Bicara soal film zombie tentu tak lengkap tanpa membahas special effect gore-nya. Veteran seniman special effect Tom Savini yang berhasil membuat semua adegan gore prostetik dalam Day of the Dead tampak begitu realistis dan mengerikan, tidak lagi dipekerjakan dalam Land of the Dead. Kini, riasan para zombie dan efek gore menjadi tanggung jawab Greg Nicotero, salah satu junior Savini yang baru memulai karirnya lewat Day of the Dead. Pada tahun 2000-an, nama Nicotero sendiri sudah sangat dikenal berkat karya-karya luar biasanya sebagai special effects makeup supervisor dalam banyak proyek film populer, dari mulai From Dusk Till Dawn (1996), Scream (1996), Kill Bill Vol. 1 & 2 (2003/2004), hingga Sin City (2005). Tapi entah mengapa, beberapa adegan gore dalam Land of the Dead tidak diperlihatkan secara vulgar, beberapa terjadi secara offscreen, dan beberapa adegan lainnya bahkan menggunakan special effect digital, menjadikan kualitas special effect dalam film ini tidak akan pernah bisa menandingi tiga film Dead sebelumnya, terutama Day of the Dead.

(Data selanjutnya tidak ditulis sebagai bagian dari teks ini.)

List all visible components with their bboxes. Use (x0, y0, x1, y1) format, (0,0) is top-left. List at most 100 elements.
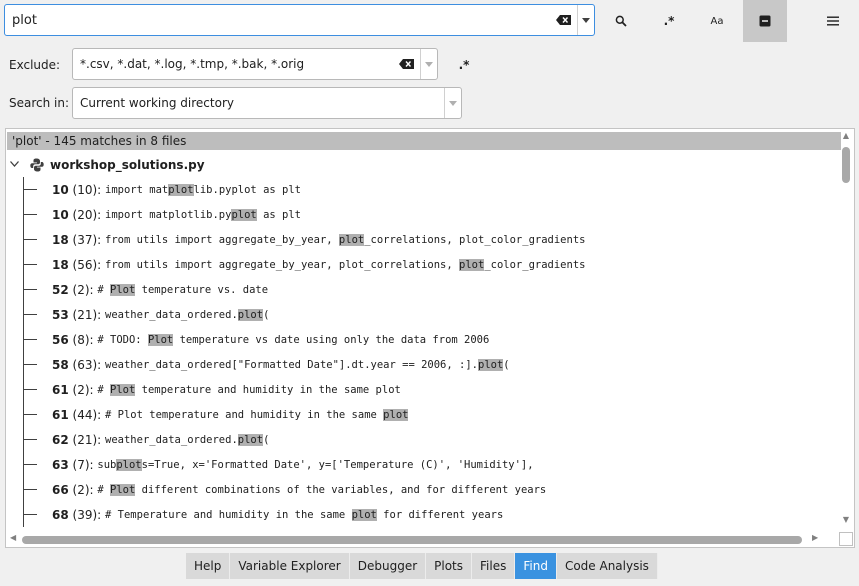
file-name: workshop_solutions.py (50, 158, 205, 172)
match-line-number: 18 (52, 232, 69, 247)
match-line-number: 68 (52, 507, 69, 522)
match-line-number: 10 (52, 182, 69, 197)
tab-find[interactable]: Find (515, 553, 557, 579)
chevron-down-icon[interactable] (10, 160, 24, 170)
match-code: weather_data_ordered.plot( (105, 308, 270, 321)
search-input[interactable]: plot (4, 4, 595, 36)
match-line-number: 56 (52, 332, 69, 347)
hamburger-menu-icon (827, 16, 839, 26)
match-code: weather_data_ordered["Formatted Date"].d… (105, 358, 510, 371)
search-button[interactable] (599, 0, 643, 42)
tree-branch (23, 389, 37, 390)
match-line-number: 52 (52, 282, 69, 297)
tab-variable-explorer[interactable]: Variable Explorer (230, 553, 350, 579)
match-code: from utils import aggregate_by_year, plo… (105, 233, 586, 246)
match-code: # TODO: Plot temperature vs date using o… (97, 333, 490, 346)
match-column: (56): (68, 257, 106, 272)
results-tree[interactable]: 'plot' - 145 matches in 8 files workshop… (5, 128, 855, 548)
match-code: from utils import aggregate_by_year, plo… (105, 258, 586, 271)
match-row[interactable]: 62 (21): weather_data_ordered.plot( (23, 427, 269, 452)
match-code: weather_data_ordered.plot( (105, 433, 270, 446)
scroll-down-arrow-icon[interactable]: ▼ (838, 515, 854, 524)
exclude-dropdown[interactable] (420, 49, 437, 79)
vertical-scroll-thumb[interactable] (842, 147, 850, 183)
match-line-number: 58 (52, 357, 69, 372)
tab-files[interactable]: Files (472, 553, 516, 579)
tab-code-analysis[interactable]: Code Analysis (556, 553, 658, 579)
tab-debugger[interactable]: Debugger (349, 553, 427, 579)
match-row[interactable]: 63 (7): subplots=True, x='Formatted Date… (23, 452, 534, 477)
search-history-dropdown[interactable] (577, 5, 594, 35)
match-line-number: 62 (52, 432, 69, 447)
match-row[interactable]: 18 (37): from utils import aggregate_by_… (23, 227, 585, 252)
match-row[interactable]: 53 (21): weather_data_ordered.plot( (23, 302, 269, 327)
match-row[interactable]: 18 (56): from utils import aggregate_by_… (23, 252, 585, 277)
match-line-number: 53 (52, 307, 69, 322)
match-column: (20): (68, 207, 106, 222)
match-row[interactable]: 56 (8): # TODO: Plot temperature vs date… (23, 327, 489, 352)
match-row[interactable]: 58 (63): weather_data_ordered["Formatted… (23, 352, 510, 377)
match-highlight: plot (231, 208, 257, 221)
scroll-right-arrow-icon[interactable]: ▶ (812, 533, 818, 542)
match-highlight: Plot (147, 333, 174, 346)
match-line-number: 10 (52, 207, 69, 222)
match-row[interactable]: 61 (44): # Plot temperature and humidity… (23, 402, 409, 427)
pane-tabs: Help Variable Explorer Debugger Plots Files F… (186, 553, 658, 579)
search-in-select[interactable]: Current working directory (72, 87, 462, 119)
match-line-number: 61 (52, 407, 69, 422)
scroll-up-arrow-icon[interactable]: ▲ (838, 131, 854, 140)
match-row[interactable]: 52 (2): # Plot temperature vs. date (23, 277, 268, 302)
hide-options-button[interactable] (743, 0, 787, 42)
exclude-input[interactable]: *.csv, *.dat, *.log, *.tmp, *.bak, *.ori… (72, 48, 438, 80)
match-highlight: Plot (110, 383, 136, 396)
match-highlight: Plot (110, 283, 136, 296)
tree-branch (23, 314, 37, 315)
exclude-label: Exclude: (9, 58, 61, 72)
case-sensitive-icon: Aa (710, 15, 724, 27)
search-in-label: Search in: (9, 96, 70, 110)
exclude-input-value: *.csv, *.dat, *.log, *.tmp, *.bak, *.ori… (80, 57, 305, 71)
match-column: (2): (68, 282, 98, 297)
match-column: (2): (68, 482, 98, 497)
match-code: # Temperature and humidity in the same p… (105, 508, 504, 521)
scroll-left-arrow-icon[interactable]: ◀ (10, 533, 16, 542)
horizontal-scroll-thumb[interactable] (22, 536, 802, 544)
tree-branch (23, 464, 37, 465)
match-column: (2): (68, 382, 98, 397)
match-highlight: plot (116, 458, 142, 471)
regex-toggle-button[interactable]: .* (647, 0, 691, 42)
match-row[interactable]: 10 (20): import matplotlib.pyplot as plt (23, 202, 301, 227)
match-highlight: plot (383, 408, 409, 421)
results-summary: 'plot' - 145 matches in 8 files (7, 132, 841, 150)
match-column: (10): (68, 182, 106, 197)
match-row[interactable]: 66 (2): # Plot different combinations of… (23, 477, 546, 502)
match-row[interactable]: 68 (39): # Temperature and humidity in t… (23, 502, 503, 527)
file-result-row[interactable]: workshop_solutions.py (10, 155, 205, 175)
match-column: (37): (68, 232, 106, 247)
horizontal-scrollbar[interactable]: ◀ ▶ (6, 533, 836, 547)
match-row[interactable]: 61 (2): # Plot temperature and humidity … (23, 377, 401, 402)
tree-branch (23, 214, 37, 215)
clear-search-icon[interactable] (556, 15, 572, 25)
match-code: # Plot different combinations of the var… (97, 483, 547, 496)
tree-branch (23, 414, 37, 415)
chevron-down-icon (582, 17, 590, 23)
tab-help[interactable]: Help (186, 553, 231, 579)
clear-exclude-icon[interactable] (399, 59, 415, 69)
vertical-scrollbar[interactable]: ▲ ▼ (838, 131, 854, 527)
case-sensitive-button[interactable]: Aa (695, 0, 739, 42)
match-highlight: plot (338, 233, 365, 246)
match-row[interactable]: 10 (10): import matplotlib.pyplot as plt (23, 177, 301, 202)
match-column: (8): (68, 332, 98, 347)
options-menu-button[interactable] (811, 0, 855, 42)
match-code: import matplotlib.pyplot as plt (105, 208, 302, 221)
tree-branch (23, 289, 37, 290)
regex-icon: .* (458, 58, 470, 72)
tree-branch (23, 439, 37, 440)
exclude-regex-button[interactable]: .* (452, 56, 476, 74)
search-in-dropdown[interactable] (444, 88, 461, 118)
match-code: import matplotlib.pyplot as plt (105, 183, 301, 196)
chevron-down-icon (449, 100, 457, 106)
match-highlight: plot (237, 308, 264, 321)
tab-plots[interactable]: Plots (426, 553, 473, 579)
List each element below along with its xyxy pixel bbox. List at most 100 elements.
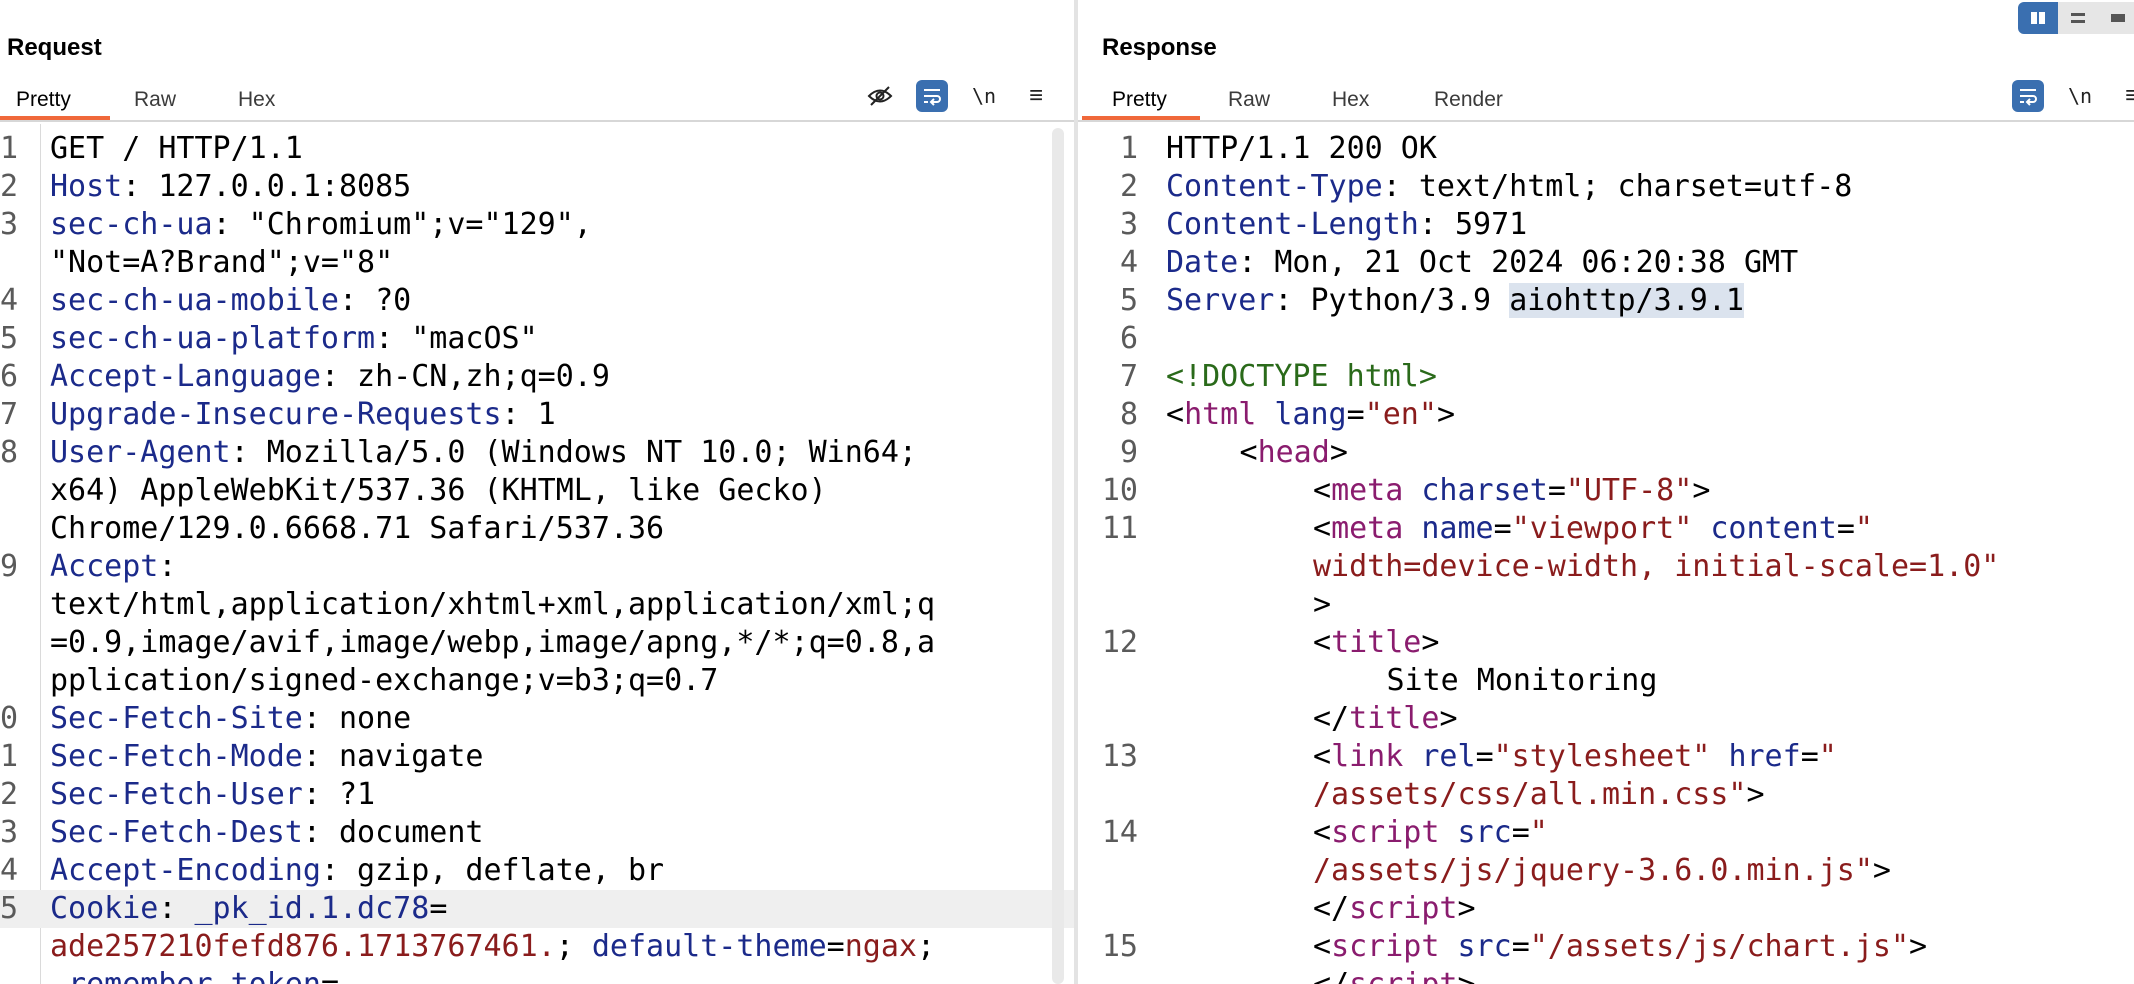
equals: =: [1836, 511, 1855, 546]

Meskipun Tom Savini tidak lagi bertanggung jawab atas adegan-adegan gore, tetapi ia tetap terlibat dalam Land of the Dead sebagai cameo yang kemunculannya bisa membuat para penggemar Dawn of the Dead girang. Savini kembali memerankan karakternya sebagai seorang anggota geng motor bersenjata parang yang terbunuh dalam Dawn of the Dead, yang kini telah menjadi zombie. Cameo sekaligus easter egg lain yang tak kalah menyenangkan dari Land of the Dead adalah satu zombie yang menyerang karakter Cholo di toko minuman keras. Zombie tersebut dengan sengaja didesain sangat mirip dengan Bub dari Day of the Dead, lengkap dengan rantai pada lehernya. Meskipun kemunculannya hanya sebentar, tapi cukup untuk membuat senang para penggemar Dead Trilogy. Easter egg dalam Land of the Dead tidak berhenti sampai di situ. Duo kreator Shaun of the Dead (2004) yaitu Simon Pegg dan Edgar Wright juga mendapat peran kecil sebagai dua zombie yang dirantai di mana orang-orang bisa berfoto di depan mereka.
Penantian para penggemar Romero pada tahun 2005 mungkin tidak terlalu terbayar kalau mereka berharap Land akan sama hebatnya dengan Dead Trilogy. Setidaknya, Land tetaplah film yang sangat menghibur, penuh adegan aksi yang boros peluru, dan tetap layak untuk ditonton. Film ini juga tetap lebih bagus dibandingkan dua film yang dibuat setelah Land, yaitu Diary of the Dead (2007) dan Survival of the Dead (2009). Meskipun tidak akan pernah menandingi tiga film sebelumnya, tapi Land of the Dead adalah tambahan yang menarik. Setidaknya film ini memperlihatkan tentang bagaimana George Romero memandang dunia 20 tahun sejak Dead Trilogy. Saya pribadi menikmati film ini meskipun terkadang sedikit kecewa setiap kali special effect digital muncul di layar.